その間に尚さんが店にやって来て、もう頭は音合わせのことでいっぱいのようだった。
「それじゃ、お先に失礼します。お疲れさまでした」
「あれ、今日は演奏聞いていかないの?」
サンセットの店内を片付けて、楽器の準備していた鉄さんが優しい気遣いをしてくれた。
「今日は帰ります。音合わせの邪魔になりたくないし」
私はそう言ってサンセットを出た。
これは完全に強がりだ。トワイライトの演奏なら何回だって聞きたい。きっとまた涙が出るほど綺麗で、鳥肌がたつぐらいの衝撃なんだと思う。

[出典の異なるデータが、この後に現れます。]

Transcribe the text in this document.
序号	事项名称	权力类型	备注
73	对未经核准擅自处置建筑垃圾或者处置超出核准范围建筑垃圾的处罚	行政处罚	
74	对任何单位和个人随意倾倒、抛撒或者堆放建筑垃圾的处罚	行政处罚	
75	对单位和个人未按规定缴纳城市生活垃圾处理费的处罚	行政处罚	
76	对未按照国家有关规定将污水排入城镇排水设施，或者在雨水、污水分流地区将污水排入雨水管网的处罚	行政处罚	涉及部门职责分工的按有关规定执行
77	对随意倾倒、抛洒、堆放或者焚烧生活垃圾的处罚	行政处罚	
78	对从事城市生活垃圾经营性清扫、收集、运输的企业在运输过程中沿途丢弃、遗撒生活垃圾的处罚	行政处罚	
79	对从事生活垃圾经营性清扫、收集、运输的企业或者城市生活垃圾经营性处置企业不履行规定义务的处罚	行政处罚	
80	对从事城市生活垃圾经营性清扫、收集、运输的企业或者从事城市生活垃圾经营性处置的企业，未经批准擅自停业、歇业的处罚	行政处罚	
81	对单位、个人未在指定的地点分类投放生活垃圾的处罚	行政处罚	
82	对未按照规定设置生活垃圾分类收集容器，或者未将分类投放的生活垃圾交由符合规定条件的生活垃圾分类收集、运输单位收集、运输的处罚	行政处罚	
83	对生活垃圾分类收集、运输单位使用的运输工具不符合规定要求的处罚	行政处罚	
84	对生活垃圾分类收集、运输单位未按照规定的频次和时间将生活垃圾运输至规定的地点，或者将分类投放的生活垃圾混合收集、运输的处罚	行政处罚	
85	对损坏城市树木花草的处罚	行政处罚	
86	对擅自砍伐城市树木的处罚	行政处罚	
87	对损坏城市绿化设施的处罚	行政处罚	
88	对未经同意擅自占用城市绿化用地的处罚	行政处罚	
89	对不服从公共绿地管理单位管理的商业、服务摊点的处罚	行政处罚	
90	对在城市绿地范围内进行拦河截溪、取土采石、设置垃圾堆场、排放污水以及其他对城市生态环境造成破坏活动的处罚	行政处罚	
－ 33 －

でも同時にキラキラしているみんなを見ると、自分がちっぽけに感じるの。
私がやりたいことはなに?
やらなきゃいけないことはなんだろうって。
「……あれ、ノラ?」
家路へ帰ってる途中、前方からサクの姿が見えた。
肩にはギター。行く場所はもう分かってる。
「これからサンセットに行くんだよ。ごめんね。朝言おうと思ったんだけど言い忘れちゃって」
サクは相変わらずだね。私に謝る必要なんてないんだよ?
「鉄さんから聞いたから知ってるよ。音合わせでしょ?」
私はサクがトワイライトに戻ってくれて嬉しいし、頑張ってるサクを応援したい。
……でもね。
「一緒に行こうよ?」
サクが私の腕を掴んだけど、それをゆっくりとほどいた。
「ううん。今日はいいや。音合わせ頑張ってね」
でもね、サクを見上げてばかりじゃいられない。
踏みだす勇気はもう心の中にある。そのタイミングを作るのは自分だ。